Wien/ Staatsoper: „UN BALLO IN MASCHERA“ am 23.4.2016
Krassimira Stoyanova, Piotr Beczala. Copyright: Wiener Staatsoper/ Michael Pöhn
Auch die dritte italienische Oper in diesem Monat wies eine Besetzung auf, die auch die Hochglanzprospekte renommierter Festspiele schmücken könnte. Von den Darstellern der Hauptpartien waren außerdem drei zum ersten Mal in dieser Rolle in Wien zu erleben. Piotr Beczala hat den Gustav/Riccardo schon längere Zeit im Repertoire. Sein Herangehen an die Partie ist sehr rustikal.

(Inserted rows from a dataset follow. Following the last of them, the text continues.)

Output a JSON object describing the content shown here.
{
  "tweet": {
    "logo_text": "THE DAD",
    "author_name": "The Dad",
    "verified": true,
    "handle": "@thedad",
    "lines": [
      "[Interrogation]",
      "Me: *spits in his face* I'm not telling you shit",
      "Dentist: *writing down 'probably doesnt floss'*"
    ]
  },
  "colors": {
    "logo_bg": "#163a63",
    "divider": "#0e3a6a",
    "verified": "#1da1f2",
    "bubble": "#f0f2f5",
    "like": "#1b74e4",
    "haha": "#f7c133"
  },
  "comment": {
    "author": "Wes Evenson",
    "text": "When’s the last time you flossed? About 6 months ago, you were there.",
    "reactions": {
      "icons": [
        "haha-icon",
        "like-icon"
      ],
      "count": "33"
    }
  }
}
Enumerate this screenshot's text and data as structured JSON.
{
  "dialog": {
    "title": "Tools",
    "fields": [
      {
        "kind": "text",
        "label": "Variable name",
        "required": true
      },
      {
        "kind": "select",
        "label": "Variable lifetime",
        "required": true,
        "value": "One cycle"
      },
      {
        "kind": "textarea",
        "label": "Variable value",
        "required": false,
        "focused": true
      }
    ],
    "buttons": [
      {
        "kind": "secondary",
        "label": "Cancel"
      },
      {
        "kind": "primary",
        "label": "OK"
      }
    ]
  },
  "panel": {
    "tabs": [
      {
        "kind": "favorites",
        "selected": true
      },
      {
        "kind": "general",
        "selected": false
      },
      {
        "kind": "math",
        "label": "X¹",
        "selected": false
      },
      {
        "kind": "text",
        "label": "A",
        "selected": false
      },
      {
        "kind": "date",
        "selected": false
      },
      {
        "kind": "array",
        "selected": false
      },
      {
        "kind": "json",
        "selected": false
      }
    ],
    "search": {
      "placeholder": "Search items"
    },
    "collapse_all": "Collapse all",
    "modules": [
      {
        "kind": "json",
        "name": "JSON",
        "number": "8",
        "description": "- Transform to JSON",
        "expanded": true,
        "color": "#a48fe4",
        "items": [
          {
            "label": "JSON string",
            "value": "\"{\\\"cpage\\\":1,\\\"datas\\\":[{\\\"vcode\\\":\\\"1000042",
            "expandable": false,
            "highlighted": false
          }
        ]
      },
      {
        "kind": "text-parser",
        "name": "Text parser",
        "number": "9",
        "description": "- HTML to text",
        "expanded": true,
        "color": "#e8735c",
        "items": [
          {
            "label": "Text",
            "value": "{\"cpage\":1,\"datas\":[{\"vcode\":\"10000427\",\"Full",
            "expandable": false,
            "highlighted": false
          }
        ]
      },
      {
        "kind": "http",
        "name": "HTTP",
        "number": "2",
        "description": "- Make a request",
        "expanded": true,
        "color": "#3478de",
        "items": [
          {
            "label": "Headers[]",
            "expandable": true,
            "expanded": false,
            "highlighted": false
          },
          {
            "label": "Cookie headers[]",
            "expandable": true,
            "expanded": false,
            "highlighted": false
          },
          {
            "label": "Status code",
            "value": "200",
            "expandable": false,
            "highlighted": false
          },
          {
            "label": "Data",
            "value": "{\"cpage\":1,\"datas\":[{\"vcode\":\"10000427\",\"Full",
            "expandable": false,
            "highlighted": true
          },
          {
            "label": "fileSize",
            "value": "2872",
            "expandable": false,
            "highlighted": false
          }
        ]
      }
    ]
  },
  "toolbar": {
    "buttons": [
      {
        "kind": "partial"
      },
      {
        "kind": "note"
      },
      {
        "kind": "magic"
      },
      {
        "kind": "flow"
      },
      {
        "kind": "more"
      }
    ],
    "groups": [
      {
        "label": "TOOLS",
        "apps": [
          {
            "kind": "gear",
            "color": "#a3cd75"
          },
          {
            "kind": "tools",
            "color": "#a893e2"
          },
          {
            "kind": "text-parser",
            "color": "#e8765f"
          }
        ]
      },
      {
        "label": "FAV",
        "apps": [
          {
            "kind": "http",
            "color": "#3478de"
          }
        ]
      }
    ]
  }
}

Die effektvolle Präsentation von Spitzentönen scheint ihm so ziemlich das Wichtigste zu sein, bei den Legatophrasen werden immer wieder Schluchzer eingebaut, wohl um „Italianita“ zu imitieren und das Piano will nicht so recht zum Klingen kommen. Oft habe ich den Eindruck, dass die Töne von ihm zwar gesungen, aber nicht gefühlt werden. Nicht einmal das „M’ami Amelia“ im Duett strahlt echten Jubel aus. Sein Freund Ankarström (dessen historisches Vorbild kein Graf war und auf die prosaischeren Vornamen Johann Jakob hörte) war der wiedergenesene Dmitri Hvorostovsky, der seine Handschlagqualität im zweiten Bild bewies und mit seinem, mit langen Atem und herrlichen Legato vorgetragenen „O dolcezze perduto“ dass die Stimme ihre alte Schönheit und Qualität behalten hat. Leider hat er auch sein lautes Einatmen beibehalten. Die dritte Neubegegnung war die mit der Amelia von Krassimira Stoyanova. Ausgehend von einer profunden, farbenreichen Tiefe, die den Vergleich mit ihrer bulgarischen Landsfrau nicht scheuen muss, spann sie feine lyrische Phrasen und konnte die Nöte dieser Frau zwischen zwei Männern berührend glaubhaft machen. Die für die noch tieferen Passagen zuständige Nadia Krasteva überzeugte mit ihrer pastosen Tiefe und dramatischer Attacke. Hila Fahima war ein guter Oscar mit viel Koloraturfreude und Igor Onishchenko ließ als Christian durch seine schöne Stimme aufhorchen. Die beiden rumänischen Bässe Alexandru Moisiuc und Sorin Coliban bemühten sich erfolgreich, ihren Ohrwurm in den Gehörgängen des Publikums zu verankern. Thomas Ebenstein war für beiden kleinen Tenorpartien Richter und Diener zuständig.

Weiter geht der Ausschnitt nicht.